Table of Contents
Electric car manufacturer Tesla has installed two super charging stations in Morocco, marking its first entry into the African market.
Tesla, the innovative electric vehicle maker, is now making its way towards Africa by quietly setting up its first super charging stations in Morocco. Unlike international companies, which generally announce such moves through major events and detailed press releases, Tesla has opted to simply install these stations with no notice.
Fast charging stations are often the first step toward Tesla entering a new market.
Anytime Tesla plans to enter a new market, it is setting up super charging stalls & service centers, to support that market issues.
- The first fast charging stations in Africa were discovered at Tangier, near the main road connecting major Moroccan cities on the Atlantic coast. Near the Tangier Al Houara Hilton resort, Tesla has placed four 150 kW super charging stations.

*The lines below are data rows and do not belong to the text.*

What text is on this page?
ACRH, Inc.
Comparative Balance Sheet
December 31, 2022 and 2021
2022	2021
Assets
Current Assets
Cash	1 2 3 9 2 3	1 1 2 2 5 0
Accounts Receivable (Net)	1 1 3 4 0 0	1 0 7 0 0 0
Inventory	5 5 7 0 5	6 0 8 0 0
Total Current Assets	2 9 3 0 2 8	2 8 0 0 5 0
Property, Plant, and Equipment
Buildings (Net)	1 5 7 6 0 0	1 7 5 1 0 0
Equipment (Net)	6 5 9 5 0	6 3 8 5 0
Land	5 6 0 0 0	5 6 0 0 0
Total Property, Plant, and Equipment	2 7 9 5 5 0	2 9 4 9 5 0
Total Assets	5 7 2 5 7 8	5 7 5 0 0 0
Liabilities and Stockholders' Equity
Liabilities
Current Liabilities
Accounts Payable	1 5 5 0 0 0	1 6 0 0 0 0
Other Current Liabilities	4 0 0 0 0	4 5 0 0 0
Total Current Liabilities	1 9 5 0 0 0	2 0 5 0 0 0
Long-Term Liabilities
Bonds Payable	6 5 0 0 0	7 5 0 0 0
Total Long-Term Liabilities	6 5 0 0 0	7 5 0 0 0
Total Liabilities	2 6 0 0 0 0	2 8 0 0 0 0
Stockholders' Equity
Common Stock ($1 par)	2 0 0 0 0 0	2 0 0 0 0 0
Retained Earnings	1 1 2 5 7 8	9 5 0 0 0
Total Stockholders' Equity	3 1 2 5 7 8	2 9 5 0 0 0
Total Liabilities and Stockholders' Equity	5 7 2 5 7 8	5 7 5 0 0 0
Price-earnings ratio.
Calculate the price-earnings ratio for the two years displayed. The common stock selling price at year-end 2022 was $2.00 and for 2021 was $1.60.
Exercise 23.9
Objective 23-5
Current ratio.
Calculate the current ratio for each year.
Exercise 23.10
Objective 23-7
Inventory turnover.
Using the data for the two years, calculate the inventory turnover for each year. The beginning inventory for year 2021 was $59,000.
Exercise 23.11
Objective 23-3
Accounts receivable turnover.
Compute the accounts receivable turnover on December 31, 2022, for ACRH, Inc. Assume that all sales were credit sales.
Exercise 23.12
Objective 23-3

- The second batch of supercharger stations, with four 150 kW super charging stations, has been placed at the Onomo Hotel in Casablanca.
These fast charging stations are really just v2 150 kilowatts, which is the earlier version of Tesla’s electric supercharger technology.
Elon Musk, the founder, has frequently talked about releasing Tesla in his native Africa, particularly in his home nation of South Africa (He is South African by birth), but it has yet to happen.
These two installations are Tesla’s first charging points in Africa, where the company’s emergence has been sluggish. These 2 stations will make Tesla vehicles a viable choice for up-market consumers who frequently travel between Casablanca, the country’s primary economic center, and Tangier, a busy trading hub in the north of Morocco.
Tesla vehicles have become rare in Africa due to the lack of charging stations, with the only charging choices consisting of “Tesla connectors” in certain private residences & hotels. These connectors can supply up to 22 kW, which is typical for household charging.
Despite the absence of charging facilities, Tesla vehicles are still a wanted product in Africa, albeit they are not suitable for long-distance driving.
In Morocco as well as a few other African countries (markets), there are already a significant number of Tesla owners. It is already known that Tesla looks at the number of owners who have bought their own vehicles into a market as a piece of data when deciding whether or not to officially enter that market.
Depending on those locations, Africa’s first fast chargers may be more about serving European Tesla vacationing customers than the local market.
Tesla has now also expanded its business in Morocco, after recently starting a supply arrangement with the semiconductor manufacturer STMicroelectronics, which is headquartered outside of Casablanca.